As many people across the United States of America will be exercising their freedom of speech and their right to vote in the 2018 state primary election on Tuesday.
While a vast portion of DePaul University students made it a point to go to polling stations on Tuesday, a steady collection of the university’s attendees conveniently casted their absentee ballots if Illinois is not their home state.
But not everyone on campus will be deploying their ticket to democracy in this election. Brandon Sommer, for instance, has decided not to vote on Tuesday because he feels apathetic to both republican candidate Bruce Rauner, as well as J.B. Pritzker of the democrat party.
“It’s sad, but I don’t trust either candidate, and I don’t feel any positive attachment to one of the parties this time around at all,” said Sommer, who is a junior at DePaul.
Minnesota native Dillon Orth, who contrarily would have liked to vote in the midterms, but he blamed his school midterms and his busy schedule for getting in the way of mailing in a ballot to his home state.
Other DePaul students didn’t exactly ‘forget’ to vote like Orth did, or choose to abstain from participating in this election like Sommer did. The international segment of DePaul’s student body was naturally prohibited from this process altogether given their status as an alien in the United States.
“I wish I could vote. That would be great. I think right now the political climate is a little bit strange for international students. So being able to have a voice right now would be great,” said Jennifer Kuo, a graduate student at DePaul who studies marketing analysis.
Kuo is Taiwanese and has only lived in North America for under a year, but she would like to settle in the states permanently following her graduation in 2019. However, since the Trump administration took over in 2016, she admits that her status as an international student has made it more difficult for her to plan out her future.

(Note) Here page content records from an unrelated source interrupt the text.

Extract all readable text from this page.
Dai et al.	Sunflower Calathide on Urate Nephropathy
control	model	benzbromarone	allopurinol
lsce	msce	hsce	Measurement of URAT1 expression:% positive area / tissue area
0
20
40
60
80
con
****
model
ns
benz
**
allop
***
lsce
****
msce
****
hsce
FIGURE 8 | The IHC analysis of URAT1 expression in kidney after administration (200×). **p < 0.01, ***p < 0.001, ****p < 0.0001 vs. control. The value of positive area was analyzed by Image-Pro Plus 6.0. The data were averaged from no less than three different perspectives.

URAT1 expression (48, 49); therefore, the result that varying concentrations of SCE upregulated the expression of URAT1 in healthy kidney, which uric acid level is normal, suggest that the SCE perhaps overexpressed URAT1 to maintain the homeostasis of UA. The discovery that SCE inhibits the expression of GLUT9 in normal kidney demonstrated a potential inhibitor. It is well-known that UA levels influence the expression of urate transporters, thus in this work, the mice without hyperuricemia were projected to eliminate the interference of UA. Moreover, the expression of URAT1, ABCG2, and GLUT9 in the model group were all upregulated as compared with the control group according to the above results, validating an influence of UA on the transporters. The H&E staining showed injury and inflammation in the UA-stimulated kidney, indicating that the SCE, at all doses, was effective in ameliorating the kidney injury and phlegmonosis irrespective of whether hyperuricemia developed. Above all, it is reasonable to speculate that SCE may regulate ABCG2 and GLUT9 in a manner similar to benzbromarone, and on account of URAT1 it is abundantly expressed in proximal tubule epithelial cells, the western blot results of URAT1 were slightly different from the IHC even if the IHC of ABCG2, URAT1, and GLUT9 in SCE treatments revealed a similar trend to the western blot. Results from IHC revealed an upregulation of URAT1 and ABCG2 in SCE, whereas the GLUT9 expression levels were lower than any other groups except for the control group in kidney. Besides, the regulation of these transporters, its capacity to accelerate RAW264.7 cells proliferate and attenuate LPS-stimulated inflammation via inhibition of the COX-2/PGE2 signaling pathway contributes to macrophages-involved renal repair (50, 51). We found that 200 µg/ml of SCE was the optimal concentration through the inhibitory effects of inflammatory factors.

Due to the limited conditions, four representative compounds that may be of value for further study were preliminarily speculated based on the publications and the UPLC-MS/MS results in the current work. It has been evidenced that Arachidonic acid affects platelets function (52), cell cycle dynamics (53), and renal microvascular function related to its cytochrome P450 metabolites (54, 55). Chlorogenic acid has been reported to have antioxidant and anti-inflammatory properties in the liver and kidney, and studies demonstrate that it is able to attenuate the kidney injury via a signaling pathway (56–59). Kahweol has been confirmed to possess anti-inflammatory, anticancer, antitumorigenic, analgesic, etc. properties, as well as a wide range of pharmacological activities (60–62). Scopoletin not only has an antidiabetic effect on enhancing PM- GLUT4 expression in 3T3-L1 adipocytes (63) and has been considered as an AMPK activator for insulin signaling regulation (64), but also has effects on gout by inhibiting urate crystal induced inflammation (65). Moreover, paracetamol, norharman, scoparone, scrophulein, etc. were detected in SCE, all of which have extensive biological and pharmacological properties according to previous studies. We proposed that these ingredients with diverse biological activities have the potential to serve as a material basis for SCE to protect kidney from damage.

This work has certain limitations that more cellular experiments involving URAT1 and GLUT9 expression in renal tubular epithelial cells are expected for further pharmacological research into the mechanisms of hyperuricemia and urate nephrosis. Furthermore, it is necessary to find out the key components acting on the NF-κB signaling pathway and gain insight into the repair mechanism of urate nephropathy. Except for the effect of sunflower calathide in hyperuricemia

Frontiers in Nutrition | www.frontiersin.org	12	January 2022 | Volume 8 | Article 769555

“It’s been more stressful for sure. I thought it would be easy because I have a stem degree, so after I graduate I can do three years working here. So, I thought ‘well, I’ll have three years to get my things together,’ but I keep hearing in the news that they’re going to change this, or that, so I don’t know if by the time I graduate if things will be different. So, there’s just a lot of question marks as an international student.”
In Taiwan, Kuo described the electoral process as being slightly more convenient for those like Dillon Orth, who have busy schedules and may not prioritize voting ahead of other personal commitments.
“I think back home we have a lot more locations where you can go vote. And it also runs for the entire day back home. I know the polls here close at six or seven o’clock here in the states, but for us it runs throughout the night. And our elections are always on the weekend as well,” Kuo explained.
Anamika, an international student at DePaul from India, echoed the sentiments of Kuo in terms of wishing she could be participating in the American primaries.
“It’s tough, especially when you know you want to stay here long-term, and everything else that I’m doing here contributes to society, but you’re not given the ability to vote. It kind of hurts,” she said on Tuesday.
Meanwhile, despite remaining hopeful that she may one day be able to contribute to democracy in America, Anamika did indicate that she is still learning how the process works in this country compared to back home in India.
“India is also a democratic country just like here, so people always talk about it and people have their opinions. One thing that is different is that there I have a say and I can vote, and I can be part of all the discussions and my vote matters there,” Anamika said.
Anamika also joked that while she is not allowed vote, she is not aware of any law that prohibits her to follow the results; and she looks forward to doing so.